In Touch Ministries
- Formation: 1972
- Purpose: Evangelical Ministry
- Headquarters: Atlanta, Georgia, United States
- Leader: Charles Stanley
- Subsidiaries: In Touch Foundation
- Website: https://www.intouch.org/

= In Touch Ministries =

American evangelical ministry

In Touch Ministries is a Christian evangelical organization that produces and distributes media and resources, including radio and television programs, podcasts, articles, and books, with the goal of spreading the message of the Gospel and helping people grow in their faith. The organization was founded by Dr. Charles Stanley, a pastor and author, and is headquartered in Atlanta, Georgia, United States.

In Touch Ministries operates in multiple languages and reaches people around the world through various platforms, including its website, social media, and partnerships with churches and other organizations. In addition to its media and resource production, In Touch Ministries also sponsors mission trips and other outreach programs to serve communities in need.

==History==
In Touch Ministries began as a television and radio ministry in 1972, one year after Stanley became the senior pastor of First Baptist Atlanta. In 1977, In Touch Ministries was founded by Charles Stanley.

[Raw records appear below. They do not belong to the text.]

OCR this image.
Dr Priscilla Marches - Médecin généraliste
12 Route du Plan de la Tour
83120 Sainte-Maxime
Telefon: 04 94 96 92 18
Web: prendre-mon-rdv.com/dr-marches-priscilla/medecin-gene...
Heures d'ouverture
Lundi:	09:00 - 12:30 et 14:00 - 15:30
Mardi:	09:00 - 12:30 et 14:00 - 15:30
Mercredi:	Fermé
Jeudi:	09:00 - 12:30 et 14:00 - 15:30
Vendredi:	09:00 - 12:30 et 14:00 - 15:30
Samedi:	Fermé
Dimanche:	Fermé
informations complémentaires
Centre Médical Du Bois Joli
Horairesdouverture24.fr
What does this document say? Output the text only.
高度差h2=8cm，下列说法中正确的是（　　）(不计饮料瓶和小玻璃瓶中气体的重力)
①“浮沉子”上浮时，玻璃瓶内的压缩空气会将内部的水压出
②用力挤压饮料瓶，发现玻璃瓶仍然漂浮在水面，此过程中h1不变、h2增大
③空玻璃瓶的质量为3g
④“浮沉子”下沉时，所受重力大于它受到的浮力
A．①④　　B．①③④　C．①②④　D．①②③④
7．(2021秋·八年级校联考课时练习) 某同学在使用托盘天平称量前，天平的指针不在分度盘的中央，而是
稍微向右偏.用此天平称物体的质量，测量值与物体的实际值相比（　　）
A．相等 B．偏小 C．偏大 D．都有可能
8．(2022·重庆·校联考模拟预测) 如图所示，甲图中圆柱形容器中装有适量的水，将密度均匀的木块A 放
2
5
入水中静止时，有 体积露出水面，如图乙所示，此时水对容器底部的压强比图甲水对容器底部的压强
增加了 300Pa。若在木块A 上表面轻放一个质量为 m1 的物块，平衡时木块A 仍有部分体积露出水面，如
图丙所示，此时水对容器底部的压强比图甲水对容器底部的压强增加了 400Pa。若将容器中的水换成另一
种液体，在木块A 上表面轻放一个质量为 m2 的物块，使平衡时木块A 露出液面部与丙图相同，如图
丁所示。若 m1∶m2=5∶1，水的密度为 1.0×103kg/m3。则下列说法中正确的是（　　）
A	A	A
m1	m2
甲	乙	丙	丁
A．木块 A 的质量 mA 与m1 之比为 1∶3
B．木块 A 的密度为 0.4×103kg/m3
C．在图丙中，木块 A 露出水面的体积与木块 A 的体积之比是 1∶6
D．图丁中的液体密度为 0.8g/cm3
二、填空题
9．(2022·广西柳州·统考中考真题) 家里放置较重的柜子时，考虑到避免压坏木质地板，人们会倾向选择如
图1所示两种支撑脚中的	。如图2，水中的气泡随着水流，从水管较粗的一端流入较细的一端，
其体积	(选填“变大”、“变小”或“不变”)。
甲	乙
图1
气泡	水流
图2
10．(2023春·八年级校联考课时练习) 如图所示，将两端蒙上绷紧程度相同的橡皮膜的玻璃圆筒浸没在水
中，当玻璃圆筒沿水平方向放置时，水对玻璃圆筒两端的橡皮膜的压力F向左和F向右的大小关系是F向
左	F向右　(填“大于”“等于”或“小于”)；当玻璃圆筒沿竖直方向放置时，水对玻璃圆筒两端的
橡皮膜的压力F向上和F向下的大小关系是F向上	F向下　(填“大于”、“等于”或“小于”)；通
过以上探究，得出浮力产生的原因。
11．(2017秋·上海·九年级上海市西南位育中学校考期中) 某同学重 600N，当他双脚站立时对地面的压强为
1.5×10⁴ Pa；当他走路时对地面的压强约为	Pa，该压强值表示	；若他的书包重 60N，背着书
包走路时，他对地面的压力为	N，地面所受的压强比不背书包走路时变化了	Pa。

The series In Touch with Dr. Charles Stanley began airing in 1978.

Stanley, whose Sunday services are broadcast throughout the United States on the ministry's In Touch television program, was rated the third most influential pastor, behind Billy Graham and Charles Swindoll, in a 2010 survey by LifeWay.

The ministry states "At In Touch Ministries, our mission is to lead people worldwide into a growing relationship with Jesus Christ and to strengthen the local church. We remain committed to advancing the gospel from person to person and place to place as quickly, clearly, and irresistibly as possible."

==FamilyNet==

In October 2007, In Touch purchased FamilyNet, a cable network with mostly Christian-based programming, from the Southern Baptists' North American Mission Board. In December 2009, In Touch sold the network to the ComStar Media Fund, a private company co-owned by Robert A. Schuller.

==Purpose==
In Touch's stated purpose for existence is sharing the gospel through the teachings of Charles Stanley. The main outreach tools used by the ministry are television, radio, magazine, and the internet.

In Touch's radio and television programs are broadcast in over 50 languages.

==Theme==
Stanley's teachings are based on biblical principles and life application lessons. The televised version is bulleted with key points and the methods through which the issue can be resolved are presented simultaneously with his sermon.

== Subsidiaries ==

=== In Touch Foundation ===
In Touch Foundation is the charitable subsidiary of In Touch Ministries and exists to support its global outreach.